No starved galleries, no. And yes, let pressures rise, that's not the point, that's only why it wouldn't even matter if somebody didn't know how to read "positive displacement pump" – we'd easily make it an extra fifty percent more positive for you and agree that so much positivity would always guarantee the same total flow. It would pump the more viscous oil under higher pressure. You're welcome, never questioned for the purpose of helping you. We'd even clear the regulator and pump reliefs away to minimize your losses.
Now this "total" would instruct you to have a look at ratios, biases, individual shares. With rising viscosity those may shift around, from smaller orifices to bearings' entrainments (or CAFE regulatory reliefs) or else. Therefore no fixed ratios, no constant shares. Would you prefer this paragraph underlined to the next paragraph set in bold?
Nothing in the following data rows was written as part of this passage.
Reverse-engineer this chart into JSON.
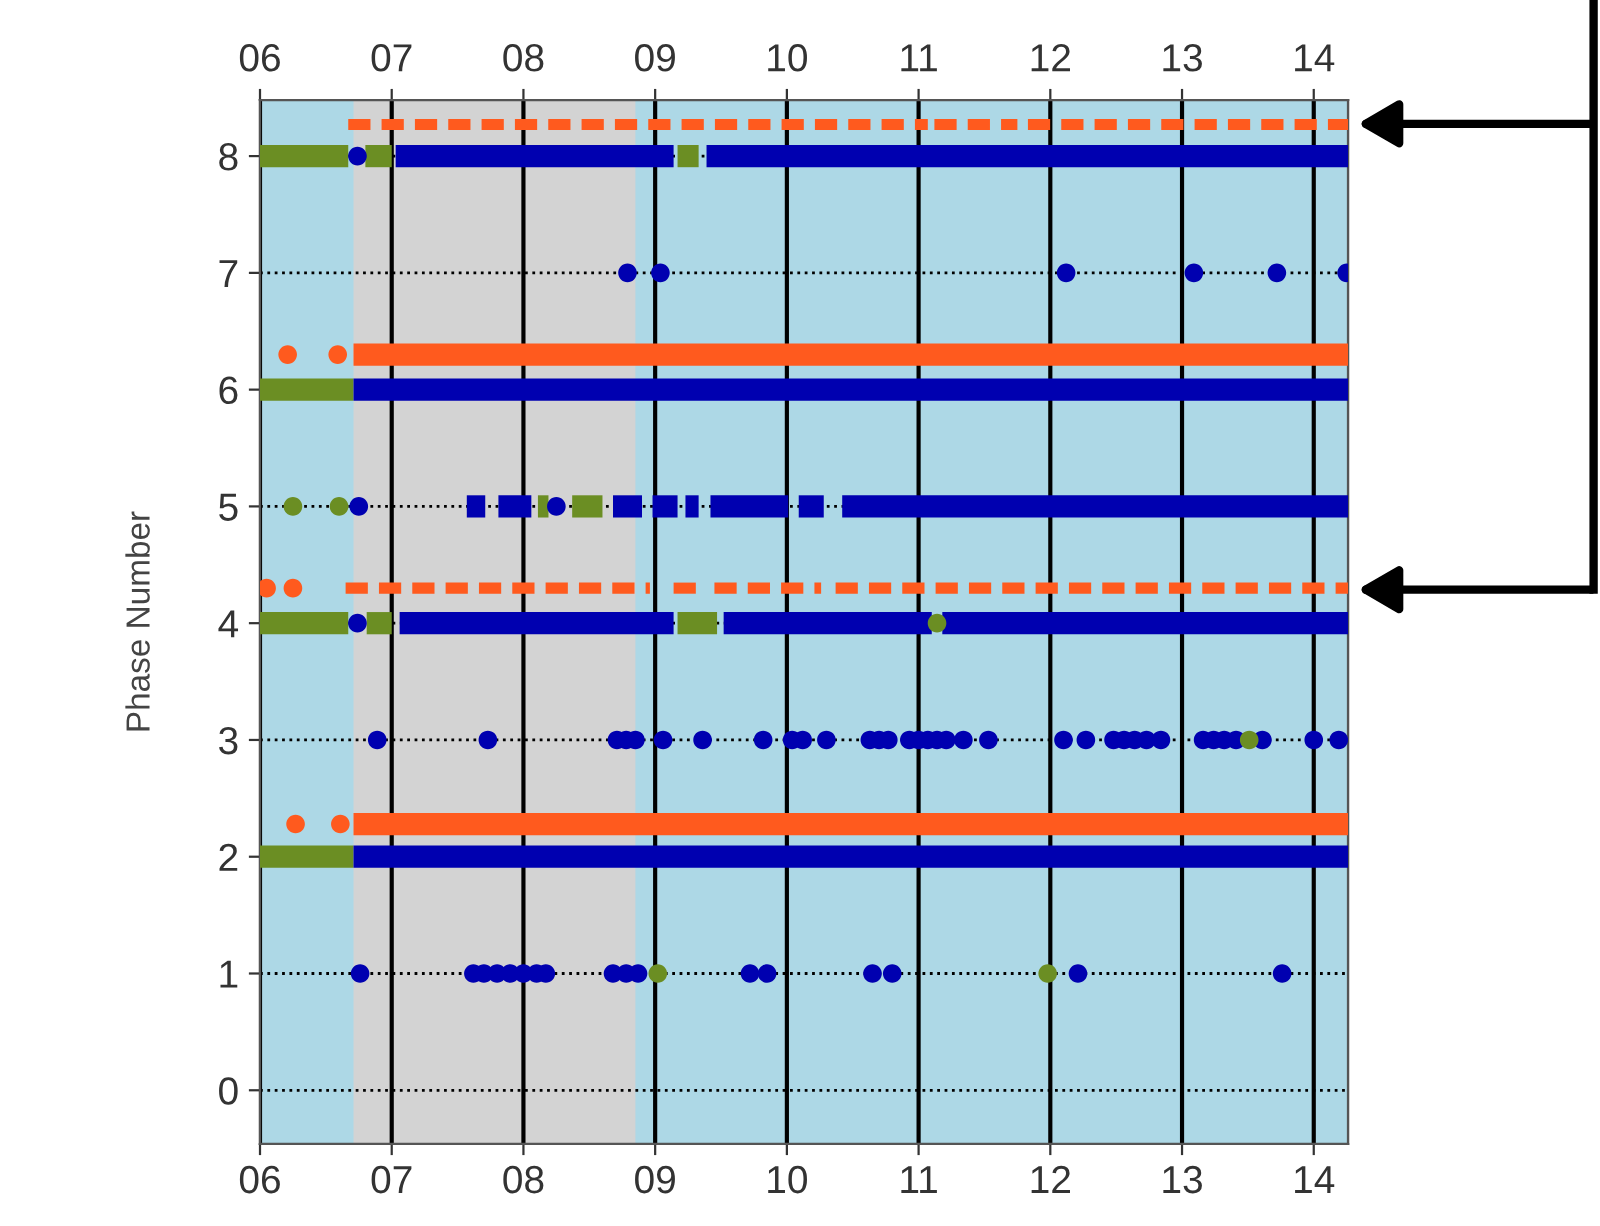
{
  "chart_data": {
    "type": "scatter",
    "ylabel": "Phase Number",
    "xlim": [
      6.0,
      14.26
    ],
    "xticks": [
      {
        "value": 6,
        "label": "06"
      },
      {
        "value": 7,
        "label": "07"
      },
      {
        "value": 8,
        "label": "08"
      },
      {
        "value": 9,
        "label": "09"
      },
      {
        "value": 10,
        "label": "10"
      },
      {
        "value": 11,
        "label": "11"
      },
      {
        "value": 12,
        "label": "12"
      },
      {
        "value": 13,
        "label": "13"
      },
      {
        "value": 14,
        "label": "14"
      }
    ],
    "x2lim": [
      6.0,
      14.26
    ],
    "x2ticks": [
      {
        "value": 6,
        "label": "06"
      },
      {
        "value": 7,
        "label": "07"
      },
      {
        "value": 8,
        "label": "08"
      },
      {
        "value": 9,
        "label": "09"
      },
      {
        "value": 10,
        "label": "10"
      },
      {
        "value": 11,
        "label": "11"
      },
      {
        "value": 12,
        "label": "12"
      },
      {
        "value": 13,
        "label": "13"
      },
      {
        "value": 14,
        "label": "14"
      }
    ],
    "ylim": [
      -0.46,
      8.48
    ],
    "yticks": [
      0,
      1,
      2,
      3,
      4,
      5,
      6,
      7,
      8
    ],
    "grid": true,
    "legend": false,
    "bands": [
      {
        "axis": "x",
        "from": 6.71,
        "to": 8.85,
        "color": "#d3d3d3"
      }
    ],
    "series": [
      {
        "type": "line",
        "color": "#6b8e23",
        "line_style": "solid",
        "x": [
          6.0,
          6.67
        ],
        "values": [
          8,
          8
        ]
      },
      {
        "type": "line",
        "color": "#6b8e23",
        "line_style": "solid",
        "x": [
          6.8,
          7.0
        ],
        "values": [
          8,
          8
        ]
      },
      {
        "type": "line",
        "color": "#6b8e23",
        "line_style": "solid",
        "x": [
          9.17,
          9.33
        ],
        "values": [
          8,
          8
        ]
      },
      {
        "type": "line",
        "color": "#6b8e23",
        "line_style": "solid",
        "x": [
          6.0,
          6.71
        ],
        "values": [
          6,
          6
        ]
      },
      {
        "type": "line",
        "color": "#6b8e23",
        "line_style": "solid",
        "x": [
          6.0,
          6.71
        ],
        "values": [
          2,
          2
        ]
      },
      {
        "type": "line",
        "color": "#6b8e23",
        "line_style": "solid",
        "x": [
          6.0,
          6.67
        ],
        "values": [
          4,
          4
        ]
      },
      {
        "type": "line",
        "color": "#6b8e23",
        "line_style": "solid",
        "x": [
          6.81,
          7.0
        ],
        "values": [
          4,
          4
        ]
      },
      {
        "type": "line",
        "color": "#6b8e23",
        "line_style": "solid",
        "x": [
          9.17,
          9.47
        ],
        "values": [
          4,
          4
        ]
      },
      {
        "type": "line",
        "color": "#6b8e23",
        "line_style": "solid",
        "x": [
          8.37,
          8.6
        ],
        "values": [
          5,
          5
        ]
      },
      {
        "type": "line",
        "color": "#6b8e23",
        "line_style": "solid",
        "x": [
          8.11,
          8.19
        ],
        "values": [
          5,
          5
        ]
      },
      {
        "type": "line",
        "color": "#0000b0",
        "line_style": "solid",
        "x": [
          7.03,
          9.14
        ],
        "values": [
          8,
          8
        ]
      },
      {
        "type": "line",
        "color": "#0000b0",
        "line_style": "solid",
        "x": [
          9.39,
          14.26
        ],
        "values": [
          8,
          8
        ]
      },
      {
        "type": "line",
        "color": "#0000b0",
        "line_style": "solid",
        "x": [
          6.71,
          14.26
        ],
        "values": [
          6,
          6
        ]
      },
      {
        "type": "line",
        "color": "#0000b0",
        "line_style": "solid",
        "x": [
          6.71,
          14.26
        ],
        "values": [
          2,
          2
        ]
      },
      {
        "type": "line",
        "color": "#0000b0",
        "line_style": "solid",
        "x": [
          7.06,
          9.14
        ],
        "values": [
          4,
          4
        ]
      },
      {
        "type": "line",
        "color": "#0000b0",
        "line_style": "solid",
        "x": [
          9.52,
          11.1
        ],
        "values": [
          4,
          4
        ]
      },
      {
        "type": "line",
        "color": "#0000b0",
        "line_style": "solid",
        "x": [
          11.18,
          14.26
        ],
        "values": [
          4,
          4
        ]
      },
      {
        "type": "line",
        "color": "#0000b0",
        "line_style": "solid",
        "x": [
          7.57,
          7.71
        ],
        "values": [
          5,
          5
        ]
      },
      {
        "type": "line",
        "color": "#0000b0",
        "line_style": "solid",
        "x": [
          7.81,
          8.06
        ],
        "values": [
          5,
          5
        ]
      },
      {
        "type": "line",
        "color": "#0000b0",
        "line_style": "solid",
        "x": [
          8.68,
          8.9
        ],
        "values": [
          5,
          5
        ]
      },
      {
        "type": "line",
        "color": "#0000b0",
        "line_style": "solid",
        "x": [
          8.98,
          9.17
        ],
        "values": [
          5,
          5
        ]
      },
      {
        "type": "line",
        "color": "#0000b0",
        "line_style": "solid",
        "x": [
          9.23,
          9.33
        ],
        "values": [
          5,
          5
        ]
      },
      {
        "type": "line",
        "color": "#0000b0",
        "line_style": "solid",
        "x": [
          9.42,
          10.01
        ],
        "values": [
          5,
          5
        ]
      },
      {
        "type": "line",
        "color": "#0000b0",
        "line_style": "solid",
        "x": [
          10.09,
          10.28
        ],
        "values": [
          5,
          5
        ]
      },
      {
        "type": "line",
        "color": "#0000b0",
        "line_style": "solid",
        "x": [
          10.42,
          14.26
        ],
        "values": [
          5,
          5
        ]
      },
      {
        "type": "line",
        "color": "#ff5a1e",
        "line_style": "solid",
        "x": [
          6.71,
          14.26
        ],
        "values": [
          6.3,
          6.3
        ]
      },
      {
        "type": "line",
        "color": "#ff5a1e",
        "line_style": "solid",
        "x": [
          6.71,
          14.26
        ],
        "values": [
          2.28,
          2.28
        ]
      },
      {
        "type": "line",
        "color": "#ff5a1e",
        "line_style": "dashed",
        "x": [
          6.67,
          11.07
        ],
        "values": [
          8.27,
          8.27
        ]
      },
      {
        "type": "line",
        "color": "#ff5a1e",
        "line_style": "dashed",
        "x": [
          11.12,
          11.75
        ],
        "values": [
          8.27,
          8.27
        ]
      },
      {
        "type": "line",
        "color": "#ff5a1e",
        "line_style": "dashed",
        "x": [
          11.83,
          14.26
        ],
        "values": [
          8.27,
          8.27
        ]
      },
      {
        "type": "line",
        "color": "#ff5a1e",
        "line_style": "dashed",
        "x": [
          6.65,
          8.96
        ],
        "values": [
          4.3,
          4.3
        ]
      },
      {
        "type": "line",
        "color": "#ff5a1e",
        "line_style": "dashed",
        "x": [
          9.14,
          9.31
        ],
        "values": [
          4.3,
          4.3
        ]
      },
      {
        "type": "line",
        "color": "#ff5a1e",
        "line_style": "dashed",
        "x": [
          9.45,
          10.26
        ],
        "values": [
          4.3,
          4.3
        ]
      },
      {
        "type": "line",
        "color": "#ff5a1e",
        "line_style": "dashed",
        "x": [
          10.37,
          14.26
        ],
        "values": [
          4.3,
          4.3
        ]
      },
      {
        "color": "#ff5a1e",
        "marker": "circle",
        "x": [
          6.21,
          6.59,
          6.27,
          6.61,
          6.05,
          6.25
        ],
        "values": [
          6.3,
          6.3,
          2.28,
          2.28,
          4.3,
          4.3
        ]
      },
      {
        "color": "#0000b0",
        "marker": "circle",
        "x": [
          6.74,
          6.74,
          6.75,
          8.25,
          8.79,
          9.04,
          12.12,
          13.09,
          13.72,
          14.25
        ],
        "values": [
          8,
          4,
          5,
          5,
          7,
          7,
          7,
          7,
          7,
          7
        ]
      },
      {
        "color": "#0000b0",
        "marker": "circle",
        "x": [
          6.89,
          7.73,
          8.71,
          8.78,
          8.85,
          9.06,
          9.36,
          9.82,
          10.04,
          10.12,
          10.3,
          10.63,
          10.7,
          10.77,
          10.93,
          11.0,
          11.07,
          11.14,
          11.21,
          11.34,
          11.53,
          12.1,
          12.27,
          12.48,
          12.56,
          12.64,
          12.73,
          12.84,
          13.16,
          13.24,
          13.32,
          13.41,
          13.61,
          14.0,
          14.19
        ],
        "values": [
          3,
          3,
          3,
          3,
          3,
          3,
          3,
          3,
          3,
          3,
          3,
          3,
          3,
          3,
          3,
          3,
          3,
          3,
          3,
          3,
          3,
          3,
          3,
          3,
          3,
          3,
          3,
          3,
          3,
          3,
          3,
          3,
          3,
          3,
          3
        ]
      },
      {
        "color": "#0000b0",
        "marker": "circle",
        "x": [
          6.76,
          7.62,
          7.7,
          7.8,
          7.9,
          8.0,
          8.1,
          8.17,
          8.68,
          8.78,
          8.87,
          9.72,
          9.85,
          10.65,
          10.8,
          12.21,
          13.76
        ],
        "values": [
          1,
          1,
          1,
          1,
          1,
          1,
          1,
          1,
          1,
          1,
          1,
          1,
          1,
          1,
          1,
          1,
          1
        ]
      },
      {
        "color": "#6b8e23",
        "marker": "circle",
        "x": [
          6.25,
          6.6,
          13.51,
          9.02,
          11.98,
          11.14
        ],
        "values": [
          5,
          5,
          3,
          1,
          1,
          4
        ]
      }
    ]
  }
}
Still no drama, from there we'd only continue following the lube making it via jets through crankcase air into the pistons (a fraction at least, hopefully) and subsequently through those pistons along new "paths of least resistance" for chilling effects. How much of your risen oil pressure do you think will stick to the higher viscosity travelling through the air and into the piston to reestablish more conventional flow for cooling effect all this was about? We agreed on ignoring reliefs and more, think of as much pressure there as possible. Hein?
This and certainly more the poor MC prof tended to pack into a sentence or two for the video you didn't want to know how to watch. Unwanted differences of a few Kelvin somewhere in pistons, deviations from what Ford had been designing for. That's not a video about causing catastrophic failures by topping up with a litre of 20W-70, never was. With me you're reading videos straw-free.